Supreme Court decisions have developed numerous categories of speech in an effort to establish clearly when speech that may harm, frighten, intimidate, offend, or infringe the civil liberties of others is/is not protected under the First Amendment. Use the category of speech incitement to discuss the ways in which speech categories do not always succeed in clarifying the boundaries of protected speech.

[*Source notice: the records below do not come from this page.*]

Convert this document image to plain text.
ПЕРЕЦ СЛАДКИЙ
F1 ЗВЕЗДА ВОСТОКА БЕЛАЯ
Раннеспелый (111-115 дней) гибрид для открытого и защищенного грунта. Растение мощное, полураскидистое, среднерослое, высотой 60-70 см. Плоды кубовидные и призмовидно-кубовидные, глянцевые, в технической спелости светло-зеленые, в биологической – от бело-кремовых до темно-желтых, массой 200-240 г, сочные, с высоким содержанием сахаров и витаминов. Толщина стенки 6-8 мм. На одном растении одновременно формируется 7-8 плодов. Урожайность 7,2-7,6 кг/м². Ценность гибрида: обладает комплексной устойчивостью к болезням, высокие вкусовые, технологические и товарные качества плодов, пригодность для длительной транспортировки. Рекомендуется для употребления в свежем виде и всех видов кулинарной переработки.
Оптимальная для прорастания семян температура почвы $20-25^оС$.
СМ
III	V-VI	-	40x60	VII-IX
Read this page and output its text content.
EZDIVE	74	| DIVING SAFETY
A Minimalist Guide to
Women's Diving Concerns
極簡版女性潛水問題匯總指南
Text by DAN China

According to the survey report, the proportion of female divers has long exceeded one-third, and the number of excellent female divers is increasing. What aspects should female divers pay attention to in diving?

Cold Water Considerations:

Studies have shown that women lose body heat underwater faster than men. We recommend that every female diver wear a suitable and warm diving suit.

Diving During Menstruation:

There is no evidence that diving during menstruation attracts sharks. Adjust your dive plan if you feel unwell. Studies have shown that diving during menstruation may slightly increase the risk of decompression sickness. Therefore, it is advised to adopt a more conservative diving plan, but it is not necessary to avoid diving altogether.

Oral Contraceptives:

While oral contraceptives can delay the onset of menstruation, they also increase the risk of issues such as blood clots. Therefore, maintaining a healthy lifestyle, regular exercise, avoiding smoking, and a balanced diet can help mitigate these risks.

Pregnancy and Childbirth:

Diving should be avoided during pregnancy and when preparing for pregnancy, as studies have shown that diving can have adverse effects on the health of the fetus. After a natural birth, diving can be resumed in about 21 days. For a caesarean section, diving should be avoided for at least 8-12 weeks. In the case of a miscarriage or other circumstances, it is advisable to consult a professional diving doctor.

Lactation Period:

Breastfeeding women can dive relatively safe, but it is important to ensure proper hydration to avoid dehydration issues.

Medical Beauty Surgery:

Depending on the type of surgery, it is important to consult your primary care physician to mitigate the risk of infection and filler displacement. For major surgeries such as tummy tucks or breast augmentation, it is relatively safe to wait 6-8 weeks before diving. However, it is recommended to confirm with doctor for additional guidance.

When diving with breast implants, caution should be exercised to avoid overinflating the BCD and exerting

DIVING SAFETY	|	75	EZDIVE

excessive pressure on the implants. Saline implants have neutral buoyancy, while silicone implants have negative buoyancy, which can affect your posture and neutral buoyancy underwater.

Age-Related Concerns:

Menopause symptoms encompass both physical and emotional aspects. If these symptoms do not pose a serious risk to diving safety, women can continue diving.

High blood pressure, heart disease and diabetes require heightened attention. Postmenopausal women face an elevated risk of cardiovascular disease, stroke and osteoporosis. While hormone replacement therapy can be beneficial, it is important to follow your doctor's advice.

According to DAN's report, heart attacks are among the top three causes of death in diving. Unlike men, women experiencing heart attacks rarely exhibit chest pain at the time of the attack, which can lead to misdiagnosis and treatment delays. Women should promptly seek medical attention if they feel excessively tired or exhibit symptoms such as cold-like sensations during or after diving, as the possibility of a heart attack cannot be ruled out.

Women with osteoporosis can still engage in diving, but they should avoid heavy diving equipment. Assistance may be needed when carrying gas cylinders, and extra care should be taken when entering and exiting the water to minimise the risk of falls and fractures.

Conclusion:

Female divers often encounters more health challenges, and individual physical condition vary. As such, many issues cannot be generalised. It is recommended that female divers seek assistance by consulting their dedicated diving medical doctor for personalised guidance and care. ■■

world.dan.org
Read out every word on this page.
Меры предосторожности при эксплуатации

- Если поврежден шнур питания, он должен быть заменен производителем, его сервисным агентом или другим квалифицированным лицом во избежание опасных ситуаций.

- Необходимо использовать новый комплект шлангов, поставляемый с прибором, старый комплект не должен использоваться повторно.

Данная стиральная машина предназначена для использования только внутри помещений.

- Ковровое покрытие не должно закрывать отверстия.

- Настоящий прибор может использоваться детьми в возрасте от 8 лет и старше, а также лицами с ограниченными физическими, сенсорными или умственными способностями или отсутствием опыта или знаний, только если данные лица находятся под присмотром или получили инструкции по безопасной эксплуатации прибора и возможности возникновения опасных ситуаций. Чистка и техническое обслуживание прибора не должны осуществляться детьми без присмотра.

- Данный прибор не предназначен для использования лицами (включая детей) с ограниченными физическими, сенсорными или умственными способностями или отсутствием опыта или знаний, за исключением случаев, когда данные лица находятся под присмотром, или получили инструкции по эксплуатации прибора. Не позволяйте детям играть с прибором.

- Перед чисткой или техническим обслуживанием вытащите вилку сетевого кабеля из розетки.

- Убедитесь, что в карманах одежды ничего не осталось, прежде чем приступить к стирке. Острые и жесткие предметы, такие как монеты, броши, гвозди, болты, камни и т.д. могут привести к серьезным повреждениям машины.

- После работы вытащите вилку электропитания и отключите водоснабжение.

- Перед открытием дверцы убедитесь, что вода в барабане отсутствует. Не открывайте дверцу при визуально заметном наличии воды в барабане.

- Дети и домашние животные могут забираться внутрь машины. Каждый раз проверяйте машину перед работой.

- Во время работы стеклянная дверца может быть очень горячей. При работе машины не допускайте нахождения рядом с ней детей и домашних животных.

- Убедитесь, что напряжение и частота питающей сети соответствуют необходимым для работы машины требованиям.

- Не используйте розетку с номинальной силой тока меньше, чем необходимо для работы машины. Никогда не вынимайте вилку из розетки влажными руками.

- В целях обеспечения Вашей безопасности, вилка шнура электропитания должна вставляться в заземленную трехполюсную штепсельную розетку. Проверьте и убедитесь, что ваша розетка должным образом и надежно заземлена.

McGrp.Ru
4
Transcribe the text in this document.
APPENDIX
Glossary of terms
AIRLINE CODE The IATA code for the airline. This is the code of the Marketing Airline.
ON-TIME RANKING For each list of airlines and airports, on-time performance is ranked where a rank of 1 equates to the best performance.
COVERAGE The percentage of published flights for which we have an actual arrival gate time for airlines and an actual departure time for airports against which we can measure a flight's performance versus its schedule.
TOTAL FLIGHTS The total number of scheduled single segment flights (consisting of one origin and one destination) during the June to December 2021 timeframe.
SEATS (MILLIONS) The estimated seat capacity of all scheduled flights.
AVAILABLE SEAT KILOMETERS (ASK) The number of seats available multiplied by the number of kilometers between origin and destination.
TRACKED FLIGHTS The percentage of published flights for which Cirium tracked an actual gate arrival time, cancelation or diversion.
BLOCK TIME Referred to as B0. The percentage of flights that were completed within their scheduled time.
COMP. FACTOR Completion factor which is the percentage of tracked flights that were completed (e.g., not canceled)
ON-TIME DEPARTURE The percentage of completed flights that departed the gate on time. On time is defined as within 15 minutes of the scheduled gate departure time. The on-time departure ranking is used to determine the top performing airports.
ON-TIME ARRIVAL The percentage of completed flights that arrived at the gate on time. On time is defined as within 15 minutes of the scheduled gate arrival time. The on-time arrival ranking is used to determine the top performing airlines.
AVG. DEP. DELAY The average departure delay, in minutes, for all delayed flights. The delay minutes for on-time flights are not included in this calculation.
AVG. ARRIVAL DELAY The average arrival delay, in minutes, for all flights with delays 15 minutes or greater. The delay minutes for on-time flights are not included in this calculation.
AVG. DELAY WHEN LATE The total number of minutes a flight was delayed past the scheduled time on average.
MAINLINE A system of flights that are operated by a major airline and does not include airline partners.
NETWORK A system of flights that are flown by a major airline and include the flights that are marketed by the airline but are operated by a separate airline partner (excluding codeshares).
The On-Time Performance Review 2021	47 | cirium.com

What will be an ideal response?


Relevant and significant ideas might include: (1) Justice Oliver Wendell Holmes’s dissent in Gitlow v. New York in which he argued that “every idea is an incitement.” (2) The historical slide of tests (from clear and present danger to the current Brandenburg/Hess test) shows a tendency for the government to exaggerate the perceived danger and undervalue the speech. A test without very specific standards is likely to perpetuate this problem. (3) If the category of incitement is not narrowly drawn to avoid infringing on protected speech, the category fails to serve its purpose and its application is unconstitutional (overbreadth and vague). (4) The distinction between advocating radical ideas or actions and inciting violence may be a matter of degree or subjective judgment, and the judgment of officials on the scene at the time of the speech will tend to suppress too much speech (Brandenburg v. Ohio). (5) Each element of the test is problematic: (a) directed toward inciting, (b) immediate violent or illegal action, (c) and likely to produce that action. (6) The incitement test’s requirement that the speaker intend to incite requires officials to read the mind of the speaker, rely on circumstantial evidence or crowd response (heckler’s veto), or rely on assumptions and perceptions that have a tendency to overregulate speech (e.g., clear and present danger). (7) The incitement test’s requirement that the speech produce immediate violence is both uncertain and vague: How soon is immediate?; What is the level of causation required?; etc. (8) The incitement test’s requirement that the speech be likely to produce the subsequent violence or illegal acts is speculative and relies on a prediction based on conjecture and assumption. Thus the determination of whether speech provokes immediate violence can never be answered unless the violence occurs, when the violence itself could be punished with no threat to the Constitution. (9) The weaknesses of the test mean that the category of incitement effectively cannot constitutionally be punished or does not exist. In either case, the law would be much more clear if the category did not exist.